What’s more, though Loving did rest partly on the formal race-consciousness of bans on interracial marriage, it also stressed what was obvious to all the participants in the case: Bans on interracial marriage, like segregated restrooms or segregated schools, were part of an attempt to maintain white social and legal supremacy. Limitation of marriage to male-female couples is not an attempt to maintain the supremacy of any one sex. (Yes, I know that people have argued that it is, but I don’t think that’s right.) Such a limitation is, to be sure, an attempt to maintain the social and legal supremacy of heterosexuality over homosexuality — but the Supreme Court has never held that sexual orientation discrimination is generally like race discrimination, nor should it (in part for the reasons given in the first half of this post).
Thus, I just don’t think that the Loving rationale of “if it mentions race, it’s unconstitutional race discrimination” carries over to the sex discrimination context. Had the Court already declared sex discrimination presumptively unconstitutional by 1967 (actually, it didn’t start doing so until the 1970s, and it had treated sex classifications as presumptively constitutional as late as the early 1960s), I suspect the Justices would have articulated this distinction in Loving itself, and make clear that Loving‘s logic rests on the special status of race, and the nature of even “separate but equal” racial rules as attempts to impose racial supremacy, something that doesn’t apply equally to all sex classifications.

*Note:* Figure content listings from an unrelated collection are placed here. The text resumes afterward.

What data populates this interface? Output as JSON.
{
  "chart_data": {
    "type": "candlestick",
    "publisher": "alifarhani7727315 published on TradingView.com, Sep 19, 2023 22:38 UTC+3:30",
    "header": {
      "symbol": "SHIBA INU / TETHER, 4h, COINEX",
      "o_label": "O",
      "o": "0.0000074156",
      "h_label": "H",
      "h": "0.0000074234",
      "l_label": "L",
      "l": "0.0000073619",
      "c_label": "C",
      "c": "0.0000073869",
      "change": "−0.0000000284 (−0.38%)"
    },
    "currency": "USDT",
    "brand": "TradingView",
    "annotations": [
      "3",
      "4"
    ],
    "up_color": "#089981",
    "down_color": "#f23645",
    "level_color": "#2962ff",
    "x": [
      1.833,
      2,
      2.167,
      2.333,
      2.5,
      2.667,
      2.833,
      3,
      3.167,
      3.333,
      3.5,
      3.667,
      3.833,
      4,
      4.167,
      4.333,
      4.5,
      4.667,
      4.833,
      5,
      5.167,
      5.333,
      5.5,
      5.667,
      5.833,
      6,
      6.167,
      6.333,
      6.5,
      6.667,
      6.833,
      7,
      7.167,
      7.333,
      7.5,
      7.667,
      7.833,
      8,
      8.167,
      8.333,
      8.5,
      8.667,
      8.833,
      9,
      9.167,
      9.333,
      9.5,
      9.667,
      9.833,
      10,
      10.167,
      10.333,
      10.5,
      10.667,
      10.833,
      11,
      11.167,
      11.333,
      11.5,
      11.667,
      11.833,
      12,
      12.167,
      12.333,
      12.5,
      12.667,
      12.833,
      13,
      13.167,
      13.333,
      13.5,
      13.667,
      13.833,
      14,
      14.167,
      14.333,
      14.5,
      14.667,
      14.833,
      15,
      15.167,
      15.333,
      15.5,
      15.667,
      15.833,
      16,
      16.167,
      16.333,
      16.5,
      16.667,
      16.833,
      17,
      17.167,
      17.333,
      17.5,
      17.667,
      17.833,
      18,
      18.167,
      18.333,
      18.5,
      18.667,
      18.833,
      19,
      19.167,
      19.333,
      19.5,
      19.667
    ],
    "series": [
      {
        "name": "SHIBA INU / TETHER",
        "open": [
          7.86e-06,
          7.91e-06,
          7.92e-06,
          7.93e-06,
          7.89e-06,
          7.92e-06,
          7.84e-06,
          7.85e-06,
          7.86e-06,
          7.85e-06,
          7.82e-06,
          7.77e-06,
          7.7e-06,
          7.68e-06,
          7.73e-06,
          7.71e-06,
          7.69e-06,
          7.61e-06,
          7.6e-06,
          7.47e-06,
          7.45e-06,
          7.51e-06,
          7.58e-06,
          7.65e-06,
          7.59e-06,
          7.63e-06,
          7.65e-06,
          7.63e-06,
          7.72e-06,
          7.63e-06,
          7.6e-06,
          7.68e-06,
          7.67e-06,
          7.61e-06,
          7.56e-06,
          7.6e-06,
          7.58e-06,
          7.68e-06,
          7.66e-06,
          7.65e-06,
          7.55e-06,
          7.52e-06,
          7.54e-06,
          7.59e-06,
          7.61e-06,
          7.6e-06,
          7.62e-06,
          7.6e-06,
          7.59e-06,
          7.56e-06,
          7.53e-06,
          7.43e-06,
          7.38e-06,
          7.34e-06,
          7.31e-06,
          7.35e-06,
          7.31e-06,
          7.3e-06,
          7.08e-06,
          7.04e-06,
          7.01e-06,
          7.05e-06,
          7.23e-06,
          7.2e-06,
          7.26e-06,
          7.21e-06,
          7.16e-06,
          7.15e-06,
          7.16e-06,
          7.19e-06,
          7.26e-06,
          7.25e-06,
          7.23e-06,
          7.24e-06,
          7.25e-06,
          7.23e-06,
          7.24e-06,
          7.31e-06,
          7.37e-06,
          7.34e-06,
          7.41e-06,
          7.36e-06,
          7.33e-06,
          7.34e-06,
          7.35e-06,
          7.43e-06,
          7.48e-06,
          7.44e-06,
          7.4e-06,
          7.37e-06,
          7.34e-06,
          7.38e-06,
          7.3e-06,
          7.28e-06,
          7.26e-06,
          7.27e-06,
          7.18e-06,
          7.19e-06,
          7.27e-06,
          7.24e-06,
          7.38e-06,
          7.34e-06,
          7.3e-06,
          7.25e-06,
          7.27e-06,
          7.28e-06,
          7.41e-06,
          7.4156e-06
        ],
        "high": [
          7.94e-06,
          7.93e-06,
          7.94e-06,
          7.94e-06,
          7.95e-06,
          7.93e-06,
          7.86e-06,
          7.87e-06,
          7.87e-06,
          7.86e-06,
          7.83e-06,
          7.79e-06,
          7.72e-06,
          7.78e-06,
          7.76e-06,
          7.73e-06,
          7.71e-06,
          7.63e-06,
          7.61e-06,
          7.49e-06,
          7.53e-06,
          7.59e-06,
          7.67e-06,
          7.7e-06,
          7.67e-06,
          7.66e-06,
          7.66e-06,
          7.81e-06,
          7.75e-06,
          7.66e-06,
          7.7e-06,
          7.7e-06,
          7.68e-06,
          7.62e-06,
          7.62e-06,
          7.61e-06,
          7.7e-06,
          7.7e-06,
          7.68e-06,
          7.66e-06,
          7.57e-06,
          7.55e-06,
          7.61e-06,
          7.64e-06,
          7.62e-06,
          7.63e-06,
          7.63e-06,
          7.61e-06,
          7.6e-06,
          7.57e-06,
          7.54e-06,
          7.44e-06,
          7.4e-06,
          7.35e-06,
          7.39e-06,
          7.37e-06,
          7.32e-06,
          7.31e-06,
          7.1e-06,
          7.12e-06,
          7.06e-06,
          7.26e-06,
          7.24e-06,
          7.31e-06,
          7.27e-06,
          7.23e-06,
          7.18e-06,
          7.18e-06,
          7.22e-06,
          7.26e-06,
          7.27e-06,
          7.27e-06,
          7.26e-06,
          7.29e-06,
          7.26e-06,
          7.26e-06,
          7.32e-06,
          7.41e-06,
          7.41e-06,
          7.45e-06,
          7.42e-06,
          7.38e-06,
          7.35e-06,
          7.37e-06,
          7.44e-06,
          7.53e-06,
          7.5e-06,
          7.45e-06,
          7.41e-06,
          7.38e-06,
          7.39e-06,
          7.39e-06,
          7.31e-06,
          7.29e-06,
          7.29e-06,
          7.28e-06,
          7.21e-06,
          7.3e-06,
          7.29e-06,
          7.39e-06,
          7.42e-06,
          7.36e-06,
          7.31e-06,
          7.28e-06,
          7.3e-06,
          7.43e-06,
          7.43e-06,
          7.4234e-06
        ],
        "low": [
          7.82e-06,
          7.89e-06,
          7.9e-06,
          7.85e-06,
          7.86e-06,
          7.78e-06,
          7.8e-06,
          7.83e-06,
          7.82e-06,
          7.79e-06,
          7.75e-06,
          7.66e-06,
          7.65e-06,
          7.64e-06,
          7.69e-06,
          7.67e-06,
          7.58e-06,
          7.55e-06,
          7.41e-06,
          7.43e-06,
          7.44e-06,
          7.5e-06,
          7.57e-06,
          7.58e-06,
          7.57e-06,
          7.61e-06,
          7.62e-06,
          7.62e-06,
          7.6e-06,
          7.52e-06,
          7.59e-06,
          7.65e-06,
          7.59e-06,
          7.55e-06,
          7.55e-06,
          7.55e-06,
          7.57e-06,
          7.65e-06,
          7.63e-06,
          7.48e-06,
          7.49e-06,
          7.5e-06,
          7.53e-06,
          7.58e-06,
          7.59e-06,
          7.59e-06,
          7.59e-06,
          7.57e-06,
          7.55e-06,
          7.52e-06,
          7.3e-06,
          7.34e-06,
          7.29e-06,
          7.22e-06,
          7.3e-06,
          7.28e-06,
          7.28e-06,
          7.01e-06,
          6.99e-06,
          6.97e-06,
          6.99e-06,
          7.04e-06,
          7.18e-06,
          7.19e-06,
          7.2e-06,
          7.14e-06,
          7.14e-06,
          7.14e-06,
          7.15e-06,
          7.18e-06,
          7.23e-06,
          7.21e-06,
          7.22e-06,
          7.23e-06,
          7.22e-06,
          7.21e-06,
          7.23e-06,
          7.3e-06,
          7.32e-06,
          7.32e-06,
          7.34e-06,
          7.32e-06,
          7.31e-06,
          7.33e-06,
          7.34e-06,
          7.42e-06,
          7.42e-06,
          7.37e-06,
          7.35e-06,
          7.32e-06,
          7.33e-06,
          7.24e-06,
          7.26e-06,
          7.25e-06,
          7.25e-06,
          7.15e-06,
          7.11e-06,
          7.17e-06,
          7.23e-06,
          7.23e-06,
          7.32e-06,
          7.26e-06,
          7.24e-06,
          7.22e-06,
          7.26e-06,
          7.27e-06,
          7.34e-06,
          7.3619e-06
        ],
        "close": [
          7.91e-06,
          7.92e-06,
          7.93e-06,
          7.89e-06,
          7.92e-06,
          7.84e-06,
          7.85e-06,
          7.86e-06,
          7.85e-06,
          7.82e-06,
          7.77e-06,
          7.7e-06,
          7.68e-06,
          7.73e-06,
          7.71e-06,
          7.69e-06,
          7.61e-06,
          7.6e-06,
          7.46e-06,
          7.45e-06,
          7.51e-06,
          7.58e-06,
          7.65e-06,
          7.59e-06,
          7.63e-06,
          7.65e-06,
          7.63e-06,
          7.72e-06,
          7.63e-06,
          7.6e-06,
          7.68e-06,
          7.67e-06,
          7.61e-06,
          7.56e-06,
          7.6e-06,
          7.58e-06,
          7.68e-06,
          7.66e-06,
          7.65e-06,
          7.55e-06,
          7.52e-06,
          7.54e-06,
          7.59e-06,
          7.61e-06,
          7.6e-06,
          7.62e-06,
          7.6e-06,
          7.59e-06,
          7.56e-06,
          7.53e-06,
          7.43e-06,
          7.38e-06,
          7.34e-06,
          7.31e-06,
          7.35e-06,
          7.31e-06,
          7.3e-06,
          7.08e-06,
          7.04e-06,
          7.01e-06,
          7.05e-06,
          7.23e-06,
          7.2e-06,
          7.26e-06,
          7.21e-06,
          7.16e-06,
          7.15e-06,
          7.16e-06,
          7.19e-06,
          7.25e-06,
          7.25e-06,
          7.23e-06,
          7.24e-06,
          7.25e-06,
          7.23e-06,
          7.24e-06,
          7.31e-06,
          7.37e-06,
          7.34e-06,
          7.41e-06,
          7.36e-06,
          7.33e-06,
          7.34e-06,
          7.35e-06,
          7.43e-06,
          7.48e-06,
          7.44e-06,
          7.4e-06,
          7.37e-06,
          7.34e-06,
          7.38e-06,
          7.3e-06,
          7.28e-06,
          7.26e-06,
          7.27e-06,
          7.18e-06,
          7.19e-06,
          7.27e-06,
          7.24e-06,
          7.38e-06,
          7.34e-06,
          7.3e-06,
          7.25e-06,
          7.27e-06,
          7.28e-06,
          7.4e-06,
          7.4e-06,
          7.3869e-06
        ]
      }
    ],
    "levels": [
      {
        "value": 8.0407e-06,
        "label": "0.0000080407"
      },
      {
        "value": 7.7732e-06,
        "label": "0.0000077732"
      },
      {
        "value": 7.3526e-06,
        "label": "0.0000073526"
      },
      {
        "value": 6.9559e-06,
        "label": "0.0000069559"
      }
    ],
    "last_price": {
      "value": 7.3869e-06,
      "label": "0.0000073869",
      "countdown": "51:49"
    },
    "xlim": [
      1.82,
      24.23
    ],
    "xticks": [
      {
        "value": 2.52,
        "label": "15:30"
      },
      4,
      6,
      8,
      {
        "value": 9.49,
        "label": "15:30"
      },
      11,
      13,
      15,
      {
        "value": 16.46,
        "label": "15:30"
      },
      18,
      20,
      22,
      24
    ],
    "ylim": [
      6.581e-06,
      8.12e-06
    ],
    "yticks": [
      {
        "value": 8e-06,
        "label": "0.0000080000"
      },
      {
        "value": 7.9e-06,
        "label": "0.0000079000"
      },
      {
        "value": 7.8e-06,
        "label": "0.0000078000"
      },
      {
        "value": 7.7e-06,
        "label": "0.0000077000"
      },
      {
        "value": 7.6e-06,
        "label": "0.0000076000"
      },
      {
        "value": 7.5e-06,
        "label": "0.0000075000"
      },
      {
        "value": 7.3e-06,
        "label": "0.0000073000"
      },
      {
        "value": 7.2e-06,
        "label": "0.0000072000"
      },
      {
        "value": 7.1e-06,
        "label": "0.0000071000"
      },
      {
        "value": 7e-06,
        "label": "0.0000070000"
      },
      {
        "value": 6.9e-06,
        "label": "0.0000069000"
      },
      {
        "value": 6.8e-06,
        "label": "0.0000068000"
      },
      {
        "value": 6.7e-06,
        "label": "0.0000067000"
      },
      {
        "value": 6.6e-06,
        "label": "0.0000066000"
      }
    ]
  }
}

As it is, I think that Loving has to be understood as limited to the context in which it was decided, which is race; and the analogy to sex should be rejected, for the reasons I mention above.
Finally, let me mention again the point I mentioned above, which is even more relevant to constitutional analysis: The male-female marriage requirement is much more deeply historically rooted in American law than the ban on interracial marriage; and by 1967, only 16 states banned interracial marriage, while 49 states ban same-sex marriage, and the 50th state (Massachusetts) is shifting to allowing same-sex marriage only by judicial fiat, not judgment of its people. The Supreme Court should rightly be very cautious in overturning the nearly unanimous judgment of American lawmaking organs, past and present. Maybe sometimes it ought to do this — but not when it faces such an absence of dispositive constitutional text, and when the doctrinal case for the overturning is so tenuous.
Conclusion: Let me say it again: I tentatively support allowing same-sex marriage. I would vote for a proposed California law implementing allowing same-sex marriage. I think it’s the fairer result, and the practically most useful one.
But I also realize that I may well be wrong. Perhaps we shouldn’t be tampering so quickly with an important aspect of a fundamental social institution. Perhaps — and there is reason enough to think that this is a plausible claim, though not an obviously correct claim — there is something in male-female relationships that is uniquely valuable for one of the most important tasks of any society, raising the next generation of its citizens, and perhaps the law should therefore officially sanction those relationships in a way that it doesn’t sanction others. Perhaps it would be better if people are taught that children are best reared in male-female relationships and not male-male or female-female ones.
These arguments aren’t strong enough to persuade me to oppose same-sex marriages. But they are strong enough to persuade me that same-sex marriage rights ought not be imposed on the whole country by unelected federal judges, or imposed on most states by the actions of one or two states.